What is Mindfulness
February 5, 2015
Over the weekend while at a course, I head the term ‘mindfulness for physiotherapy’. The last few weeks we have also been speaking about Zen.Ga and the term I kept coming back to was MINDFULNESS.
The dictionary defines mindfulness as:
1. the quality or state of being conscious or aware of something.2. a mental state achieved by focusing one’s awareness on the present moment, while calmly acknowledging and accepting one’s feelings, thoughts, and bodily sensations, used as a therapeutic technique.
Studies have shown that practicing mindfulness, even for just a few weeks, can bring a variety of physical, psychological, and social benefits.
- Mindfulness is good for our bodies: A seminal study found that, after just eight weeks of training, practicing mindfulness meditation boosts our immune system’s ability to fight off illness.
- Mindfulness is good for our minds: Several studies have found that mindfulness increases positive emotions while reducing negative emotions and stress. Indeed, at least one study suggests it may be as good as antidepressants in fighting depression and preventing relapse.
- Mindfulness changes our brains: Research has found that it increases density of gray matter in brain regions linked to learning, memory, emotion regulation, and empathy.
- Mindfulness helps us focus: Studies suggest that mindfulness helps us tune out distractions and improves our memory and attention skills. Mindfulness fosters compassion and altruism: Research suggests mindfulness training makes us more likely to help someone in need and increases activity in neural networks involved in understanding the suffering of others and regulating emotions. Evidence suggests it might boost self-compassion as well.
- Mindfulness enhances relationships: Research suggests mindfulness training makes couples more satisfied with their relationship, makes each partner feel more optimistic and relaxed, and makes them feel more accepting of and closer to one another.
- Mindfulness is good for parents and parents-to-be: Studies suggest it may reduce pregnancy-related anxiety, stress, and depression in expectant parents. Parents who practice mindfulness report being happier with their parenting skills and their relationship with their kids, and their kids were found to have better social skills.
- Mindfulness helps schools: There’s scientific evidence that teaching mindfulness in the classroom reduces behavior problems and aggression among students, and improves their happiness levels and ability to pay attention. Teachers trained in mindfulness also show lower blood pressure, less negative emotion and symptoms of depression, and greater compassion and empathy.
- Mindfulness helps health care professionals cope with stress, connect with their patients, and improve their general quality of life. It also helps mental health professionals by reducing negative emotions and anxiety, and increasing their positive emotions and feelings of self-compassion.
- Mindfulness helps prisons: Evidence suggests mindfulness reduces anger, hostility, and mood disturbances among prisoners by increasing their awareness of their thoughts and emotions, helping with their rehabilitation and reintegration.
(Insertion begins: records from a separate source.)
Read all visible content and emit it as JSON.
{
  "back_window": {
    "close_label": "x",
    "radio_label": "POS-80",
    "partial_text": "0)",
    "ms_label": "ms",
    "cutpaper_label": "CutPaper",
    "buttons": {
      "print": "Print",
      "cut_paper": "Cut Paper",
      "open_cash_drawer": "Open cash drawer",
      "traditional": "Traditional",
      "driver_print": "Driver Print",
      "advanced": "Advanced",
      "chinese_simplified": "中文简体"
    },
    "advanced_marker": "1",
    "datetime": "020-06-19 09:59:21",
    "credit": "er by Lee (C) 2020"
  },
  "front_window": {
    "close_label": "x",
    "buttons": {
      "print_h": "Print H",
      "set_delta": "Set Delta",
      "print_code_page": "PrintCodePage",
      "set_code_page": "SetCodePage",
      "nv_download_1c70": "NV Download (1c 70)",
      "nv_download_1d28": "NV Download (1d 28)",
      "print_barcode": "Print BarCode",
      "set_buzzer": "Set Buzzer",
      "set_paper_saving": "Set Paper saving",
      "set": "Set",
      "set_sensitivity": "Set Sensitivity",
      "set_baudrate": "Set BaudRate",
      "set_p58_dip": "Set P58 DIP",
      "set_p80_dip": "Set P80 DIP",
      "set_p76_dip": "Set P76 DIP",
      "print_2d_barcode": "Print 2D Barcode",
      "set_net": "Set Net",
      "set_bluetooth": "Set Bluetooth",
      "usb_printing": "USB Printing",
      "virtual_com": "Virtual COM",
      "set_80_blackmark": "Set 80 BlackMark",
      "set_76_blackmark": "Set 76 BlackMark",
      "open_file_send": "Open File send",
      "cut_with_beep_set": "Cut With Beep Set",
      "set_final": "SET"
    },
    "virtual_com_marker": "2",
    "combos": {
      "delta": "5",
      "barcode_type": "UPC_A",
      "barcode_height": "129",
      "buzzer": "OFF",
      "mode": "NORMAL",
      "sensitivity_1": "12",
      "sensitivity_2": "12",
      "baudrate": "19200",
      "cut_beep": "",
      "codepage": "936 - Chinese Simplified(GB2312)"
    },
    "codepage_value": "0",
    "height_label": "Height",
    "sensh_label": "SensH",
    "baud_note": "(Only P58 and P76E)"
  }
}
- Mindfulness helps veterans: Studies suggest it can reduce the symptoms of Post Traumatic Stress Disorder (PTSD) in the aftermath of war.
- Mindfulness fights obesity: Practicing “mindful eating” encourages healthier eating habits, helps people lose weight, and helps them savor the food they do eat.
Mindfulness is an amazing tool. It is not limited to an exercise studio, religious setting, healthcare institutions or schools. You can practise mindfulness as easily as noticing your breath. WHERE are you breathing into? WHICH muscles are you using? HOW fast are you breathing? Try it and you may be surprise at what you find.